I took the kids with me to pay his crews and by the time I did everything we got home at 7 pm and I left the house at 8:45 am....
I have everything under control and I have 2 crews starting a jobs tommorrow also and it is Sunday... he said do you need me to come back and do all that for you cause you can not handle it,, I said actually no , I am doing fine and I told you yesterday I did not want you to talk about work or wory when you are gone . I wanted you to enjoy yourself.
...so I do not know why we are discussing this,,,,
he had previosly told me while I was talkng to him an hour earlier midsentence ...........ILY........... and I relied ILY you too,,,,
I duno you all I love him like I love myself and my children and my life.
...... but he is sucking the life out of me,, but I feel suprisingly calm and I will not let him bother me,, he said this is why we seperated to begin with b/c you are like this and you can not see it do you undersatnd you do this to me.
I am not ready to give up but I feel like today when he said this to me,, it went in one ear and out the other,, if he thinks the grass is greener and someone else will allow him to treat them like this and still keep trying I believe he is sadly mistaken.
I love him deeply b/c when he is beautiful it feels so right it feels as though we are on the same oage bt now I fear that we are not,, he loves me but he is making me feel like he thinks I am not real and do not have emotions.... like i can take this and keep on being happy.

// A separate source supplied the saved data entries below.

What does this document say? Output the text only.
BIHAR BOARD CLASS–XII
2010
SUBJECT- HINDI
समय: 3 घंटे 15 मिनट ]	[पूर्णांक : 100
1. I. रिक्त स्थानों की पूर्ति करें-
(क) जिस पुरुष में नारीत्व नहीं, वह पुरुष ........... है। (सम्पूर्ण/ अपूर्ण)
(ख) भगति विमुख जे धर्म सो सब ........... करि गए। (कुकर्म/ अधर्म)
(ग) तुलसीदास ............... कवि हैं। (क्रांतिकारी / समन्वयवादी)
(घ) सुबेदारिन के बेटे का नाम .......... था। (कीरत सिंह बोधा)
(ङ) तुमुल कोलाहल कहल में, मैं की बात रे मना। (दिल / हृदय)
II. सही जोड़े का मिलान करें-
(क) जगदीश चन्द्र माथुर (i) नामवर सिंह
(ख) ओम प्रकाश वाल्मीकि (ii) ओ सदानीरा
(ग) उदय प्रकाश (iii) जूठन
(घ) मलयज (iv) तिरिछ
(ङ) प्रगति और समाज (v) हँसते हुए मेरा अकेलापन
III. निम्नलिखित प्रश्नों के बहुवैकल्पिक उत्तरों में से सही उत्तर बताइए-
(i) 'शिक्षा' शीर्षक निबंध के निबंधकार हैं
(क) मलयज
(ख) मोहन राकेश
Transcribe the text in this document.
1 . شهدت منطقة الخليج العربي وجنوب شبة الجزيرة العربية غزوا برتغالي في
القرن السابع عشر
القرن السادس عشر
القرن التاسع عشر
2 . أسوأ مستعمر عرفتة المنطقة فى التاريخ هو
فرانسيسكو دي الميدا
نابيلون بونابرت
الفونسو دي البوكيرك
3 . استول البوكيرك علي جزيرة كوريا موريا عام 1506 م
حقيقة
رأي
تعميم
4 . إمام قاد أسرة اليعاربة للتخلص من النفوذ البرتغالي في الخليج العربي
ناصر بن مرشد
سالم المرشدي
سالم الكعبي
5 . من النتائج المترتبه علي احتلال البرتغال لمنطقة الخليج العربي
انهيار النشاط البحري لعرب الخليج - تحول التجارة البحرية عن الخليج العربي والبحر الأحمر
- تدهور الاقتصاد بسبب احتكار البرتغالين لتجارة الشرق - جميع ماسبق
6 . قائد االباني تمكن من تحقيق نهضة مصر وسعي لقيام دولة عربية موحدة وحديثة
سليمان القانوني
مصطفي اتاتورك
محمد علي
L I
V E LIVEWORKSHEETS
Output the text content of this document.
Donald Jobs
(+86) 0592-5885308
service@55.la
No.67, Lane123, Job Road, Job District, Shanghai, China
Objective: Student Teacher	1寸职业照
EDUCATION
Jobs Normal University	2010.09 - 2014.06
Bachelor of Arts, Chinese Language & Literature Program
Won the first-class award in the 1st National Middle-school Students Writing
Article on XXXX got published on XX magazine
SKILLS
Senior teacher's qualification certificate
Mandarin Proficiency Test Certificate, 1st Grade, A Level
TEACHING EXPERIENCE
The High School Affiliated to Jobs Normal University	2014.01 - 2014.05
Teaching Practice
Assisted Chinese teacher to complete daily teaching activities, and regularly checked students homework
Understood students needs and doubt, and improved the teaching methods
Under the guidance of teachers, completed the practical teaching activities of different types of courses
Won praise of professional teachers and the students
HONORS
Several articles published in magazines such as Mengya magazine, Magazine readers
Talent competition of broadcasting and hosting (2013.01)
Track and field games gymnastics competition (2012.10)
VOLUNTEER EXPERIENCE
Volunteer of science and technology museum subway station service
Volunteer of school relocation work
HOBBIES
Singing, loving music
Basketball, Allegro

he makes the love and happiness and trust I feel with him is going,, I will always love him that there is no question but right now I feel like I am working hard and my wheels are just spinning...
he loves me of that I am sure and he was beautiful yesterday and today he was just up and down with his moods..
And it is hard to listen too,, only a few tears today,, I am detaching again and he doesnt realize that he needs me to be free with my love but when you are walking on eggshels you can not realy shine and just be you, yo gage everything you are about to say and it feels unatural and sad.. I am afraid he will escalate so he can use it for an excuse to see "OW"
But I can not control him so I hope God will be with him and he will one day grow up,, in th mean time I will focus on being positive and happy for me and the kids and hope that one day he lets go of all this irrational behavior....
he said this is the reason we got seperated in the first place.. cause of me being liek this and not caring about anythng....( how can he honestly believe this?)